Sample orthoimages for field-collected data

Sample images at points where we have field-collected data, creating a data table for modeling.

Usage

sample(
  site,
  pattern = "{*}",
  n = NULL,
  p = NULL,
  d = NULL,
  classes = NULL,
  balance = TRUE,
  balance_excl = c(7, 33),
  result = NULL,
  transects = NULL,
  drop_corr = NULL,
  reuse = FALSE,
  resources = NULL,
  local = FALSE,
  trap = TRUE,
  comment = NULL
)

Arguments

site: One or more site names, using 3 letter abbreviation. Use all to process all sites. In batch mode, each named site will be run in a separate job.
pattern: File names, portable names, regex matching either, or search names selecting files to sample. See Image naming in README for details. The default is {*}, which will include all variables.
n: Number of total samples to return.
p: Proportion of total samples to return. Use p = 1 to sample all.
d: Mean distance in cells between samples. No minimum spacing is guaranteed.
classes: Class or vector of classes in transects to sample. Default is all classes.
balance: If TRUE, balance number of samples for each class. Points will be randomly selected to match the sparsest class.
balance_excl: Vector of classes to exclude when determining sample size when balancing. Include classes with low samples we don't care much about.
result: Name of result file. If not specified, file will be constructed from site, number of X vars, and strategy.
transects: Name of transects file; default is transects.
drop_corr: Drop one of any pair of variables with correlation more than drop_corr.
reuse: Reuse the named file (ending in _all.txt) from previous run, rather than resampling.
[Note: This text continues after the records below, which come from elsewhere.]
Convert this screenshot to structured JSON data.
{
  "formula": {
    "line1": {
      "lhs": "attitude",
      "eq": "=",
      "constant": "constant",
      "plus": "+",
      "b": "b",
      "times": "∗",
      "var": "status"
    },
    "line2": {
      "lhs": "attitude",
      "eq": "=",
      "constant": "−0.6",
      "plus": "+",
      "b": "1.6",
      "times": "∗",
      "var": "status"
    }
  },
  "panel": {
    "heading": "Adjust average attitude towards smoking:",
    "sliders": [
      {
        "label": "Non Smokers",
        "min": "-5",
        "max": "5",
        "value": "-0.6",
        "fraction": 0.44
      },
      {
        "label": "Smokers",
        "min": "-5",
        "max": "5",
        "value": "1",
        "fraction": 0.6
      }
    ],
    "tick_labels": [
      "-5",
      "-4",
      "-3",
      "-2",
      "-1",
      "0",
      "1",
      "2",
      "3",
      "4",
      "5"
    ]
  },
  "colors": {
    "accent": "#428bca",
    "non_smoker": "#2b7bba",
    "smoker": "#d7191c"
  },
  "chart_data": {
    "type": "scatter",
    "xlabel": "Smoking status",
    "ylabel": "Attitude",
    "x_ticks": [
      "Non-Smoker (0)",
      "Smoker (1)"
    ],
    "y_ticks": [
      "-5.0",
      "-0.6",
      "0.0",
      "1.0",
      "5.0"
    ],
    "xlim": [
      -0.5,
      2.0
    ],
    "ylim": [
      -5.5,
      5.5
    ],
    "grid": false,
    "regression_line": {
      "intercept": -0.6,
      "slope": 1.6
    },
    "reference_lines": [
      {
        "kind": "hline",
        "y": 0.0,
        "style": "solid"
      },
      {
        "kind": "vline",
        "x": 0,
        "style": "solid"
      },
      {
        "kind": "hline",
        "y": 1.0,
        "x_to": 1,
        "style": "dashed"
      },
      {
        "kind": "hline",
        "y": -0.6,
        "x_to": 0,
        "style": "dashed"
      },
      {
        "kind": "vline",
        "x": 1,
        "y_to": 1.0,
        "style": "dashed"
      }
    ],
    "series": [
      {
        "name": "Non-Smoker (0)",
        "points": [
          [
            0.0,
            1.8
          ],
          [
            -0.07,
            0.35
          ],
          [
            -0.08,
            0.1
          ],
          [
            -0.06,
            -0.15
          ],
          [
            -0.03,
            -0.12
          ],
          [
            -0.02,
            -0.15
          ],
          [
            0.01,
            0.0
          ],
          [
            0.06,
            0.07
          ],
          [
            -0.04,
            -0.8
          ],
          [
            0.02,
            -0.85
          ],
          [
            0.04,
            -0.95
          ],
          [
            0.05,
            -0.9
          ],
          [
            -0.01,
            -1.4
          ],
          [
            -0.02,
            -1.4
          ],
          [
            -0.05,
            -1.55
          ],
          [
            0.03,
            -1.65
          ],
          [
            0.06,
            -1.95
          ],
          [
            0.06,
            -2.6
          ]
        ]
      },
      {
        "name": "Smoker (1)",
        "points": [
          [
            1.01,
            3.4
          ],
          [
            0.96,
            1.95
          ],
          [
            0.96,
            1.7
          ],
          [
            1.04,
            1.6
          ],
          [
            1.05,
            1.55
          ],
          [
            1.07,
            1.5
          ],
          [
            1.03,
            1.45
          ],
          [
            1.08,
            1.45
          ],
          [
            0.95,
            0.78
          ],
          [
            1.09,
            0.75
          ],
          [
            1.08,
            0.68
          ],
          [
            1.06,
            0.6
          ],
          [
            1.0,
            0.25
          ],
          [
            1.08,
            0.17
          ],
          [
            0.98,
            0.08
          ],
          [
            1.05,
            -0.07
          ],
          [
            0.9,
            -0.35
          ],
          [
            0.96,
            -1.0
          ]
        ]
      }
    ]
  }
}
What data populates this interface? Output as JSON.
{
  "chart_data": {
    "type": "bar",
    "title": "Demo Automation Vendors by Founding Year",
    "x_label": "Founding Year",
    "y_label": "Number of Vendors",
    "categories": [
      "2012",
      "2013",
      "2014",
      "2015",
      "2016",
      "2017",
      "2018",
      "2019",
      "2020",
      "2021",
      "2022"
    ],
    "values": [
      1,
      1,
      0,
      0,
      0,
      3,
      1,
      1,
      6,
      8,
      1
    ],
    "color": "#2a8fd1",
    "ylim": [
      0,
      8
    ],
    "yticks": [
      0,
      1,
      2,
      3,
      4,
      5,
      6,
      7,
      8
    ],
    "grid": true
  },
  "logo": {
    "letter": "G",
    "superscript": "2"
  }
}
Saves a whole lot of time if you're changing n, p, d, balance, balance_excl, or drop_corr.
resources: Slurm launch resources. See launch. These take priority over the function's defaults.
local: If TRUE, run locally; otherwise, spawn a batch run on Unity
trap: If TRUE, trap errors in local mode; if FALSE, use normal R error handling. Use this for debugging. If you get unrecovered errors, the job won't be added to the jobs database. Has no effect if local = FALSE.
comment: Optional slurmcollie comment

Details

There are three mutually exclusive sampling strategies (n, p, and d). You must choose exactly one. n samples the total number of points provided. p samples the proportion of total points (after balancing, if balance is selected. d samples points with a mean (but not guaranteed) minimum distance.

Portable names are used for variable names in the resulting data files. Dashes from modifications are changed to underscore to avoid causing trouble.

Results are saved in four files, plus a metadata file:

_all.txt - A text version of the full dataset (selected by pattern but not subsetted by n, p, d, balance, or drop_corr). Readable by any software.
_all.RDS - An RDS version of the full dataset; far faster to read than a text file in R (1.1 s vs. 14.4 s in one example).
.txt - A text version of the final selected and subsetted dataset, as a text file.
.RDS - An RDS version of the final dataset.
_vars.txt - Lists the portable names used for variables in the sample alongside the file names on disk. This disambiguates when there are duplicate portable names in a flights directory.

Memory requirements: I've measured up to 28.5 GB.